November 2010

Joan Tapper, "Shear Spirit"

Subtitled "Ten Fiber Farms, Twenty Patterns, and Miles of Yarn," this book pairs gorgeous photography with in-depth profiles of small, owner operated fiber farms across the country.  In a world where all too often we have no idea where our yarn is coming from, Joan Tapper's book is a change for the better.

Shear Spirit deserves particular praise for the photography.  Did I mention the photography?  The photography is awesome.  Gale Zucker (of She Shoots Sheep Shots) is on deck as the photographer for this book.  Every knitting book should use Zucker.  I'm totally serious about that.

Zucker is well known in the online knitting world, and rightfully so.  Her sheep pictures alone are worth the price of admission.  Somehow, Zucker manages to make sheep look even more wonderful than they really are.  These candid photos of bemused sheep faces are so vivid and spontaneous, you feel like you could reach out and pet them.

Adrienne Martini, "Sweater Quest"

I'm excited about Sweater Quest, not least by what it represents.  I have been waiting for the market to produce more books ABOUT knitting.  Clearly, there is a demand for this sort of thing.  If you like knitting, and you like reading, then there are only so many knitting pattern books that you can buy.

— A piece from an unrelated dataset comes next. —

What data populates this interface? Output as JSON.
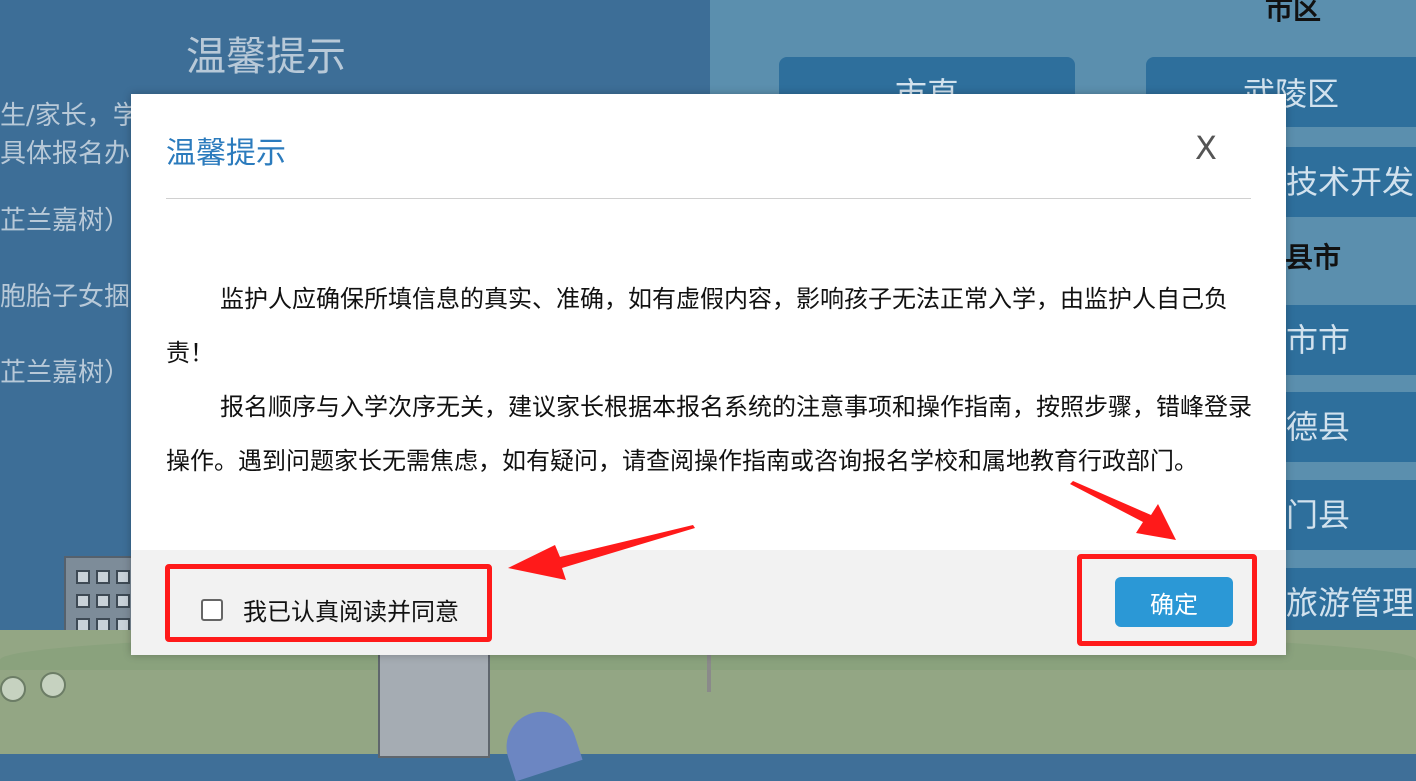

After Stephanie Pearl-McPhee's most recent book hit the New York Times Bestseller List (the regular one, not one of the sub-lists) I expected the publishing industry to step up and start providing us more books about knitting.  And lo, there was Sweater Quest!

Adrienne Martini begins the book as a busy mother, freelance writer, and a less-than-expert knitter.  Which makes it all the more impressive that she chooses to tackle Mary Tudor, a classic Alice Starmore pattern.